Extending the trail and including partners from other European countries, Poland among them, will spread knowledge about the Second World War and about the experiences of people living through it in different parts of Europe and support international tourism, promote shared historical and cultural heritage, particular towns and regions. By combining active tourism and historical education with new technologies (mobile applications), Liberation Route Europe is reaching out to younger generations. One of the goals of the Museum of the Second World War is to show that in 1945 not all of Europe became free: for Poland and the rest of East-Central Europe, the end of the war brought a new Soviet domination.

The project began in September 2013 and will take 18 months to complete.
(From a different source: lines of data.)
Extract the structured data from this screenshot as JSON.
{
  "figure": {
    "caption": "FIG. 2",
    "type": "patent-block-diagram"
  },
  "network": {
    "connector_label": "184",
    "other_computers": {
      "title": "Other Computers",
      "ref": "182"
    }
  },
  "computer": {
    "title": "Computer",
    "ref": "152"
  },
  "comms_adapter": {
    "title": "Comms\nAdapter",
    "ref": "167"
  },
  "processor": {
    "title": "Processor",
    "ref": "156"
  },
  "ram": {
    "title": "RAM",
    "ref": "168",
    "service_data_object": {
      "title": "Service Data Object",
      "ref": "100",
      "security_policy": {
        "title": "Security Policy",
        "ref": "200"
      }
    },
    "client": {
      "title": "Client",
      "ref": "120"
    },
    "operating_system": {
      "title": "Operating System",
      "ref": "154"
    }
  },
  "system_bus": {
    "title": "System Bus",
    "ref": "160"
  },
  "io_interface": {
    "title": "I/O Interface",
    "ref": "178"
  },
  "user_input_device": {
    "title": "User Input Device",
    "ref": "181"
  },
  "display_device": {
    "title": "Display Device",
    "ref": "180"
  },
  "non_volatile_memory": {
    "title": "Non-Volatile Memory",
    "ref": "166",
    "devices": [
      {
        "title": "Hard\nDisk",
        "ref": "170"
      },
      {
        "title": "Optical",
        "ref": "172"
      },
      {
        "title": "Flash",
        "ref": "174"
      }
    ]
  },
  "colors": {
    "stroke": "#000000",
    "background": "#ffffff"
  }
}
Launching of the Liberation Route Europe website is planned in June this year.

The cooperation between museum specialists and historians who met to work on this project also created the exhibition ‘Routes of Liberation. European Legacies of the Second World War’. It recounts the causes, history and complex heritage of the Second World War and its consequences for Europe, which, as a result of the war, was split by the Iron Curtain. The exhibition is told in five languages, English, German, French, Dutch and Polish, and it will be put on by all the partner institutions. It was officially opened on 13 February 2014 in the European Parliament, and its president, Martin Schulz, took part.

The exhibition will visit Poland in the first half of 2015 and it will be shown in Warsaw and Gdańsk.